Llegas a experimentar probablemente ese estado de los púgiles que quedan sonados y que oyen un timbre, por ejemplo, o un teléfono, y se ponen en guardia como acto reflejo. Eso les pasa. En todos los deportes se dice, se juega a esto, a aquello, menos en el boxeo. En las prefallas, en estas mascletás en el centro de la capital, tampoco se juega, sino que tu cuerpo se alerta y se prepara para la defensa. Te pueden reventar los tímpanos. A mí, aparte, como a tantos, me emocionan. El subidón es palpable y quedas sonado como los boxeadores; al menos, momentáneamente.

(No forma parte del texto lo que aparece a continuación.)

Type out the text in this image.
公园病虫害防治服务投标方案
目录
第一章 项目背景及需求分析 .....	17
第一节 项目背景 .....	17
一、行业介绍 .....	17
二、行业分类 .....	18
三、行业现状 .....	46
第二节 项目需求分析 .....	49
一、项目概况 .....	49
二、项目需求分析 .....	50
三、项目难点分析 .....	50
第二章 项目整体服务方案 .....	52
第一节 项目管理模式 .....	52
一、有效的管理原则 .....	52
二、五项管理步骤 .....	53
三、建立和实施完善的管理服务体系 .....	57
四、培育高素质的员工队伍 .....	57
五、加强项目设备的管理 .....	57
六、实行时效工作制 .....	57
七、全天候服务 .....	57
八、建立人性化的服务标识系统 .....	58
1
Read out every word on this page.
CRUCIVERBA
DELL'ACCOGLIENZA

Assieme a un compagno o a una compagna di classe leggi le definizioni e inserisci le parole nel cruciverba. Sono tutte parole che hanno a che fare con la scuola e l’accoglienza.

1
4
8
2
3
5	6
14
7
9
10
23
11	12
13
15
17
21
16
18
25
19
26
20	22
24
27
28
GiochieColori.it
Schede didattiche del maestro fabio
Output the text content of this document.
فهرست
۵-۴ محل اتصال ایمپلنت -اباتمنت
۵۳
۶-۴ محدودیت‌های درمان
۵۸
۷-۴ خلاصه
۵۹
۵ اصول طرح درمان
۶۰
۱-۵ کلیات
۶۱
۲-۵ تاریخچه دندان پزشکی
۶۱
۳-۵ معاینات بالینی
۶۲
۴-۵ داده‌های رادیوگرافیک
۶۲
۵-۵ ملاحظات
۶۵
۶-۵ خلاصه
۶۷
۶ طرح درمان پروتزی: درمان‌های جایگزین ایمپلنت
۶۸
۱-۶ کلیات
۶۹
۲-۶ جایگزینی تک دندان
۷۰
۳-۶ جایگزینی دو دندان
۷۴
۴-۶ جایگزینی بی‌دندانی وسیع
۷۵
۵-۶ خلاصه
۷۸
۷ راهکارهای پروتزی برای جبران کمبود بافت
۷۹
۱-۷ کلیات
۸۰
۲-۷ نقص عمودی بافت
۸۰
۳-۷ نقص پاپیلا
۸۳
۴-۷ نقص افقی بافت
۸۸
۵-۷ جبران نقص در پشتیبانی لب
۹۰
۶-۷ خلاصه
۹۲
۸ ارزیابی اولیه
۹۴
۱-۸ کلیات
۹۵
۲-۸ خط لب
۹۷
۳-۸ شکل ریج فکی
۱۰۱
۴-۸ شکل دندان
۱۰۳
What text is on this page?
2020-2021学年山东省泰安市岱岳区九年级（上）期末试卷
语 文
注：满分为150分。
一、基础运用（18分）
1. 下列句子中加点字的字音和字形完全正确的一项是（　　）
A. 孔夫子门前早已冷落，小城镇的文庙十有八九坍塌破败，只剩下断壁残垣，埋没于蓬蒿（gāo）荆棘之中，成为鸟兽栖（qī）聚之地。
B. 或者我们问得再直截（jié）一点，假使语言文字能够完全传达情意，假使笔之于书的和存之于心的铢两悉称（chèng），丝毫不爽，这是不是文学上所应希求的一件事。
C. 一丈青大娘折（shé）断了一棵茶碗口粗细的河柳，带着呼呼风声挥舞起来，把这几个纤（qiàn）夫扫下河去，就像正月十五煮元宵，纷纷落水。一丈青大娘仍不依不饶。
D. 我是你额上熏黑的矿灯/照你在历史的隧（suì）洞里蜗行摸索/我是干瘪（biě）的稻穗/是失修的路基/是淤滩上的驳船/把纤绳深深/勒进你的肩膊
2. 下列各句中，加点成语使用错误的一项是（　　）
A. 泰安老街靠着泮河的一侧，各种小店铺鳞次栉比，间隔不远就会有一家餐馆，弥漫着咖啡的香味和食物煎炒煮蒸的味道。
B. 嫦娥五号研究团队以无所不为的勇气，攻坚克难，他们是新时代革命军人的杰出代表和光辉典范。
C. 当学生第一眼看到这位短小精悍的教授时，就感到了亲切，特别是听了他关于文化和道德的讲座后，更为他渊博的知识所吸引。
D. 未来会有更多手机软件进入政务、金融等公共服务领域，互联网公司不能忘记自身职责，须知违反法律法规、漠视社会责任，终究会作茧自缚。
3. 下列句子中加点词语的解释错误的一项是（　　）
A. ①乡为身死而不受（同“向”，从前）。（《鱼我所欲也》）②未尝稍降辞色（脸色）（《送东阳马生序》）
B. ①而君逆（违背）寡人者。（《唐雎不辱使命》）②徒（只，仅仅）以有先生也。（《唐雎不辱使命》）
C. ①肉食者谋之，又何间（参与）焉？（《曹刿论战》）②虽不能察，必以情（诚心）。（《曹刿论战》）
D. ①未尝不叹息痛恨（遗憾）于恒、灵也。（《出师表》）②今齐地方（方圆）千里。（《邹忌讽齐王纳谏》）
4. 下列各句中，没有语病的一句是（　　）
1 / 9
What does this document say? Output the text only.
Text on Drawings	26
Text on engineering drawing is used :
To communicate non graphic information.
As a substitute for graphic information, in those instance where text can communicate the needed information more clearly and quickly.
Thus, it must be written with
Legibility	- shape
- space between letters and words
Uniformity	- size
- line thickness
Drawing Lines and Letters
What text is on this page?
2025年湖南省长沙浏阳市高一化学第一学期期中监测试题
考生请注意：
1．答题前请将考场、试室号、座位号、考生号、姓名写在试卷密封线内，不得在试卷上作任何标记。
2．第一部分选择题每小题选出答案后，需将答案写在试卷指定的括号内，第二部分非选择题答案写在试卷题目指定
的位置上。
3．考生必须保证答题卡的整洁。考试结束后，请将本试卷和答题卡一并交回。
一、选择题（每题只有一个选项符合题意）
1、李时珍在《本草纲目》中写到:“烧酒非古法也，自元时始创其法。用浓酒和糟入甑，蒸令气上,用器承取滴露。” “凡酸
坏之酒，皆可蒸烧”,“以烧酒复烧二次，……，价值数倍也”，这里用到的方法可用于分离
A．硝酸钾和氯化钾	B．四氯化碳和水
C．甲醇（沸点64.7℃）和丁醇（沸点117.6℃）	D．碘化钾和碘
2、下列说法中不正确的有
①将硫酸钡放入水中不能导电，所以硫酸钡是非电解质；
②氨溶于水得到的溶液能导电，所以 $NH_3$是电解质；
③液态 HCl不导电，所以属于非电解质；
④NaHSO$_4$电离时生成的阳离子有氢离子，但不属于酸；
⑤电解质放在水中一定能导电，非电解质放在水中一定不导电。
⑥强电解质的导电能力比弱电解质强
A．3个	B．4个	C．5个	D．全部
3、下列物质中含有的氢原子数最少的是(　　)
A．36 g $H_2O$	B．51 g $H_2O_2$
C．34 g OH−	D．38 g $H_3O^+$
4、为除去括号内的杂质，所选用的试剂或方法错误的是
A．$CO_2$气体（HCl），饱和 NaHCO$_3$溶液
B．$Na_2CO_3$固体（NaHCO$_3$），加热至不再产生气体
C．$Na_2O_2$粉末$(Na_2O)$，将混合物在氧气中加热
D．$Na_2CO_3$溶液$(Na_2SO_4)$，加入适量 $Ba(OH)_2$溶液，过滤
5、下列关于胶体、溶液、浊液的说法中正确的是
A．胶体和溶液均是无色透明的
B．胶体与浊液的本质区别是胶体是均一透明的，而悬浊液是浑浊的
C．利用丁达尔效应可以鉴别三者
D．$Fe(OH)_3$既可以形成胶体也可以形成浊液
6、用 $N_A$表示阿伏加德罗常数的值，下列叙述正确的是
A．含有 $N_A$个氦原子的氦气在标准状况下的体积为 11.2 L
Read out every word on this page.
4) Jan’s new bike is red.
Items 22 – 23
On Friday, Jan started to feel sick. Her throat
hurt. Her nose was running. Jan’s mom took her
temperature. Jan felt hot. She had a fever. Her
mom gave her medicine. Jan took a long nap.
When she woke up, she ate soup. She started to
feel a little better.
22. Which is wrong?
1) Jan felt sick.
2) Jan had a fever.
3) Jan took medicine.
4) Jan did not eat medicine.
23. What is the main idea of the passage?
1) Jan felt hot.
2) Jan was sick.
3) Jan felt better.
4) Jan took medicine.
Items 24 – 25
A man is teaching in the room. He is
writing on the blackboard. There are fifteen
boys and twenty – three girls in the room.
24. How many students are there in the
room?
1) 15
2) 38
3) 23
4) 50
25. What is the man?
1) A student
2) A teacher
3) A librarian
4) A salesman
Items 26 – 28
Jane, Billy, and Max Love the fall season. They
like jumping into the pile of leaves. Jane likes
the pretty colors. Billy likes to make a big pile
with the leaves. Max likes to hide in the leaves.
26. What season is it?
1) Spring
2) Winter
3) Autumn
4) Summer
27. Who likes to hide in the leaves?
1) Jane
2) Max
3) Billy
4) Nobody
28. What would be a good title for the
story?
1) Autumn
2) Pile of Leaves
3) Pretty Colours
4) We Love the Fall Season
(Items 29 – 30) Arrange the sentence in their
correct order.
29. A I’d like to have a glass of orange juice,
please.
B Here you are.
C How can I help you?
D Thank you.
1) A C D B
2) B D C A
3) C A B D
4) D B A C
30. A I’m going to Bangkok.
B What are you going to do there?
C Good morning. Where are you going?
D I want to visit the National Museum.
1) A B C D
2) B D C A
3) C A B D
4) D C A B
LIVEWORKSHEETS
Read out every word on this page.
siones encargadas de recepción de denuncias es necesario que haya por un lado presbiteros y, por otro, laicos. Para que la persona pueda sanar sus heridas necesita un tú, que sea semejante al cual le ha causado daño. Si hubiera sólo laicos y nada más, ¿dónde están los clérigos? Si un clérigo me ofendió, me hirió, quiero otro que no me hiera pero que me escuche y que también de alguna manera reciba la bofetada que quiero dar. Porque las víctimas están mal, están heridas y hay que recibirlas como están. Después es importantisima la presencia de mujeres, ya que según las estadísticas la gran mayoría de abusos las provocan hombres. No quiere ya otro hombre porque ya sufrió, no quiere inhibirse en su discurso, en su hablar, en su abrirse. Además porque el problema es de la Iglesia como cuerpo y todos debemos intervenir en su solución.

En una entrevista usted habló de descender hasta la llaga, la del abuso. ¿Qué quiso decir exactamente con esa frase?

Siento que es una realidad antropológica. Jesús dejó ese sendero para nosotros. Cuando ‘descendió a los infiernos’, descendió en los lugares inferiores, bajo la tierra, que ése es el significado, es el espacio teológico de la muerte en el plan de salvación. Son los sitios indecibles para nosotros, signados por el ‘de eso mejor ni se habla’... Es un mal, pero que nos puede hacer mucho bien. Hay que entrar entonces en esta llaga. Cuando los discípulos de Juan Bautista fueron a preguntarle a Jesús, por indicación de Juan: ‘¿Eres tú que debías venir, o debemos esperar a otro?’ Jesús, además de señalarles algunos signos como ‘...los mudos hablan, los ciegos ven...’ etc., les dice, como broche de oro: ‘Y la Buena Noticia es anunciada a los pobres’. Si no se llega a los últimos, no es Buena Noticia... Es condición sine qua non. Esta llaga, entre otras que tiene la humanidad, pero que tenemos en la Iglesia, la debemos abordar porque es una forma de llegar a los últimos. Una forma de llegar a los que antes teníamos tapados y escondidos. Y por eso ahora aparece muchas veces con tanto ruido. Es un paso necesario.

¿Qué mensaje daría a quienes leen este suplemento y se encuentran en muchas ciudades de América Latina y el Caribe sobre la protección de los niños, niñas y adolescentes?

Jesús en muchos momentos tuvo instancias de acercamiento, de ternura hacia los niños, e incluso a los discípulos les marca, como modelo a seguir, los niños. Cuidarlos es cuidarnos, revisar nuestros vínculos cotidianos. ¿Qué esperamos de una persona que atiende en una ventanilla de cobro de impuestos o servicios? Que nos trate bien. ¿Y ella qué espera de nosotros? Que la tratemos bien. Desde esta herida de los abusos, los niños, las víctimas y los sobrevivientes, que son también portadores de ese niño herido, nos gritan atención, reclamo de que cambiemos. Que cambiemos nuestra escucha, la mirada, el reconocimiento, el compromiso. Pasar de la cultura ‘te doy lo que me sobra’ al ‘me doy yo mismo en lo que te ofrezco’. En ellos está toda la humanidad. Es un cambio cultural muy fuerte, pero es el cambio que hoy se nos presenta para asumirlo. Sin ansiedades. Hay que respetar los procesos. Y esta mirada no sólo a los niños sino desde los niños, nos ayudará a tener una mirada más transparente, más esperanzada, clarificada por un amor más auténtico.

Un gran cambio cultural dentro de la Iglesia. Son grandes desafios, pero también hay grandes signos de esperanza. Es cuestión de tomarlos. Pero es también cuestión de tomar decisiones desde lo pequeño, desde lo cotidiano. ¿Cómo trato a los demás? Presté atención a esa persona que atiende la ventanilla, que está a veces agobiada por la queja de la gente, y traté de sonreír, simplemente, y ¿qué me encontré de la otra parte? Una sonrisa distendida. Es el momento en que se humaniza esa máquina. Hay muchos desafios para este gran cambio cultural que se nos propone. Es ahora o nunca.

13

Hoy, además, una joven que estaba a mi lado dijo que era demasiado fuerte el ruido y acabó deslizándose en mis brazos, desmayada por el tronío final, que es tan potente que la sangre corre a una velocidad estrepitosa para defender al organismo, dejándote sin sentido... como en esta ocasión. Enseguida se levantaron numerosas manos y el servicio sanitario se abrió paso entre la apretada muchedumbre y se llevó a la chiquilla que, la verdad, estaba lívida, vencida por el impactante ruido.
También se puede morir de pirotecnia, por los decibelios que llega a producir. Yo he llorado, sin embargo, de emoción por las dos cosas: ver como puede irse la vida por los oídos y —atrapados los míos y los de todos los presentes por tanta seducción sonora— cuando gritan y aplauden con tanto fervor a tu lado... y tantos.